Studi precedenti hanno suggerito che la repressione immuno-mediata della ricrescita della leucemia mieloide cronica potrebbe contribuire alla remissione senza trattamento, e nello specifico lo stato di attivazione delle cellule dendritiche plasmacitoidi potrebbe svolgere un ruolo specifico.

Nel loro studio, Burchert e gli altri ricercatori hanno analizzato l'espressione di CD86 sulle cellule dendritiche plasmacitoidi in 14 pazienti in remissione senza trattamento, 130 pazienti in remissione molecolare dello studio CML-V, e, in modo prospettico, in 190 pazienti inclusi nello studio EURO-SKI.

Nel campione dello studio CML-V, i ricercatori hanno scoperto che i pazienti in remissione molecolare avevano frequenze di cellule dendritiche plasmacitoidi CD86+ significativamente più elevate rispetto ai donatori normali. I pazienti in remissione senza trattamento, nel contempo, avevano frequenze di cellule dendritiche plasmacitoidi CD86+ costantemente basse. Questo ha suggerito che basse frequenze di cellule dendritiche plasmacitoidi CD86+ potrebbero essere predittive della remisione senza trattamento.

Nei pazienti dello studio EURO-SKI le cellule dendritiche plasmacitoidi CD86+  sono state misurate prima della cessazione del TKI per definire un valore basale e i pazienti sono stati poi monitorati per identificare l’eventuale recidiva. Ancora una volta, questi pazienti avevano una frequenza più alta di cellule dendritiche plasmacitoidi CD86+ rispetto ai donatori normali (mediana 20,8% contro 7,3%; P = 0,0024).

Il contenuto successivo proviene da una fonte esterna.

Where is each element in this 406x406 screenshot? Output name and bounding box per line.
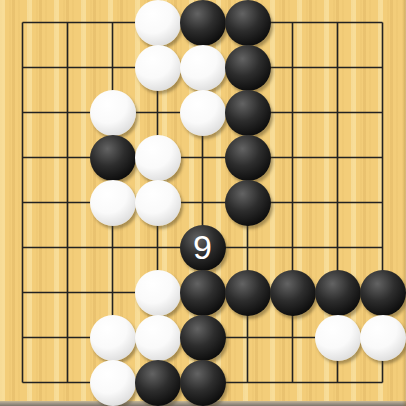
black-stone	[225, 270, 271, 316]
black-stone	[225, 0, 271, 46]
black-stone	[225, 90, 271, 136]
black-stone	[180, 270, 226, 316]
white-stone	[90, 360, 136, 406]
white-stone	[90, 90, 136, 136]
white-stone	[135, 270, 181, 316]
white-stone	[180, 45, 226, 91]
black-stone	[90, 135, 136, 181]
white-stone	[90, 315, 136, 361]
black-stone	[360, 270, 406, 316]
black-stone	[225, 135, 271, 181]
black-stone	[180, 0, 226, 46]
white-stone	[360, 315, 406, 361]
black-stone-move-9: 9	[180, 225, 226, 271]
white-stone	[135, 45, 181, 91]
white-stone	[135, 180, 181, 226]
white-stone	[315, 315, 361, 361]
black-stone	[180, 315, 226, 361]
white-stone	[135, 135, 181, 181]
white-stone	[90, 180, 136, 226]
black-stone	[315, 270, 361, 316]
stones-layer: 9	[0, 0, 406, 406]
go-board[interactable]: 9	[0, 0, 406, 406]
black-stone	[225, 45, 271, 91]
white-stone	[180, 90, 226, 136]
black-stone	[135, 360, 181, 406]
black-stone	[180, 360, 226, 406]
move-number-label: 9	[193, 230, 212, 264]
white-stone	[135, 315, 181, 361]
white-stone	[135, 0, 181, 46]
black-stone	[270, 270, 316, 316]
black-stone	[225, 180, 271, 226]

I pazienti che hanno mantenuto la remissione senza trattamento per 12 mesi dopo la cessazione del TKI (73) avevano una frequenza mediana significativamente più bassa delle cellule dendritiche plasmacitoidi CD86 + al basale rispetto ai 49 che in quel periodo hanno avuto una ricaduta (P = 0,0144). Coloro che hanno avuto una ricaduta avevano anche una conta assoluta delle cellule dendritiche plasmacitoidi CD86+ al basale più alta: 86,1 su 100.000 linfociti contro 50,6 su 100.000 linfociti (P = 0,0147). Sia il numero sia la frequenza delle cellule dendritiche plasmacitoidi CD86+ sono risultati correlati con la probabilità di sopravvivenza libera da recidive.

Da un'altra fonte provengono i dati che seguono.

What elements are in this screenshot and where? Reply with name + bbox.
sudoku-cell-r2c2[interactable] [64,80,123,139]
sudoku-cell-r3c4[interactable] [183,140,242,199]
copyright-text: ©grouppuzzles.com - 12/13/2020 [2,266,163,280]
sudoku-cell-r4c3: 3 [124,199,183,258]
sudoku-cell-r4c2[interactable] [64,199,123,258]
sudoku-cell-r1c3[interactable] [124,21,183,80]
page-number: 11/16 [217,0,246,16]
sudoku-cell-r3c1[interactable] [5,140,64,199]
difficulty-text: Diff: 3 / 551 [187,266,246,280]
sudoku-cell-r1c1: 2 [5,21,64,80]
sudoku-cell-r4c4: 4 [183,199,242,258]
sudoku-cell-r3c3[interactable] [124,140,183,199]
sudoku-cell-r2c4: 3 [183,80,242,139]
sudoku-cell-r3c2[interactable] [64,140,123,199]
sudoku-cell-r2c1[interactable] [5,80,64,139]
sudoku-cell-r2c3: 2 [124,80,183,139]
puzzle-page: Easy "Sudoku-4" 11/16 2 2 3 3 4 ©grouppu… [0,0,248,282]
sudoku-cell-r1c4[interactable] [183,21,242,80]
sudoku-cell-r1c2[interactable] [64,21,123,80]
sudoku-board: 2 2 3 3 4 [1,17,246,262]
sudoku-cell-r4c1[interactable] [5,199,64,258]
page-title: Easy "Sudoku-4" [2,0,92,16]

Gli autori hanno stabilito come cut-off per la probabilità di sopravvivenza libera da recidive una conta delle cellule dendritiche plasmacitoidi CD86+ pari a 95. Nei pazienti che superavano quella soglia, la probabilità di sopravvivenza libera da recidiva a 12 mesi è risultata del 30,1% contro 70% nei pazienti al di sotto di quella soglia. Inoltre, la durata del trattamento precedente con il TKI non è risultata diversa nei pazienti di questa coorte ricaduti o non ricaduti, ma solo quei pazienti con una conta delle cellule dendritiche plasmacitoidi CD86+ non superiore a 95 hanno avuto una sopravvivenza libera da recidiva significativamente migliore se trattati per almeno 8 anni.

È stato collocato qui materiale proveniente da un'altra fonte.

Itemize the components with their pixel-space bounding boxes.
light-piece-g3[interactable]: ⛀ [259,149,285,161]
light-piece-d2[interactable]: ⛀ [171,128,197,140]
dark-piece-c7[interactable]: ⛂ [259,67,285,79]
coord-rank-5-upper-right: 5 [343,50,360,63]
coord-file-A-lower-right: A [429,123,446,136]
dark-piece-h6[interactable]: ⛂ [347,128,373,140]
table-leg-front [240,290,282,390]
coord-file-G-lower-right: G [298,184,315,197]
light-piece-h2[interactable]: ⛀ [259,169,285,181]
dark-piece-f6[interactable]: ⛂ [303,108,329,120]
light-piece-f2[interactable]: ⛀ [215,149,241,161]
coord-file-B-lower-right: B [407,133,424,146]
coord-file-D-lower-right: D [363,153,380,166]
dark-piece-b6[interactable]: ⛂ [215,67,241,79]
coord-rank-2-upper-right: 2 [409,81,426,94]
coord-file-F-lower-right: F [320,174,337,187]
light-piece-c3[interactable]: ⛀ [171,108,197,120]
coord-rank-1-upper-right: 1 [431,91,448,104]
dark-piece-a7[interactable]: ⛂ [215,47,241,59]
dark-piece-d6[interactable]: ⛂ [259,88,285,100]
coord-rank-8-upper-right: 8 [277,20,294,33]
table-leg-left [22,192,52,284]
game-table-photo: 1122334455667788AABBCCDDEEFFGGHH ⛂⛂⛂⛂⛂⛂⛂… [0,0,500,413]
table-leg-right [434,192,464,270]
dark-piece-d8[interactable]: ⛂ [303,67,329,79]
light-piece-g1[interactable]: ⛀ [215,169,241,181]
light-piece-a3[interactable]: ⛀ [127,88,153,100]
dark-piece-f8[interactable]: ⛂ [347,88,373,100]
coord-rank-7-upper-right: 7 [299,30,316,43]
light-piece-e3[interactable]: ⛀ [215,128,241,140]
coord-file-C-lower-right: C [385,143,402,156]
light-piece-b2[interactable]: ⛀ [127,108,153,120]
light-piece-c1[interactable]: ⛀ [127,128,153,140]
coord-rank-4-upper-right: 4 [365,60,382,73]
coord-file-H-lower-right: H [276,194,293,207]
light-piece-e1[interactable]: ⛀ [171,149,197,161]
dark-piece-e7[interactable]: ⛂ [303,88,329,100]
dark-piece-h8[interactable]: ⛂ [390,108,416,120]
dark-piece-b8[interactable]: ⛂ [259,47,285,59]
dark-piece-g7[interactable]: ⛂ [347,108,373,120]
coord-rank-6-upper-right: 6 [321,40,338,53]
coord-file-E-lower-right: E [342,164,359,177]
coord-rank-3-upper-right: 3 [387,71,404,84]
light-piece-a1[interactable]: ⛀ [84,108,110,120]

"Noi forniamo per la prima volta la prova che la biologia della ricaduta dopo la sospensione del TKI dipende dalla quantità di cellule dendritiche plasmacitoidi attivate e un fenotipo di esaurimento delle cellule T, piuttosto che dalla durata in sé del trattamento precedente con il TKI" concludono Burchert e i colleghi. Inoltre, i ricercatori suggeriscono che l'inibizione dei checkpoint immunitari con anticorpi anti-PD1 o anti-CTLA-4 potrebbe essere una nuova opzione terapeutica in questi pazienti ed è in programma uno studio randomizzato per valutare quest’idea.


C. Schütz, et al. Expression of the CTLA-4 ligand CD86 on plasmacytoid dendritic cells (pDC) predicts risk of disease recurrence after treatment discontinuation in CML. Leukemia 2017; doi: 10.1038/leu.2017.9.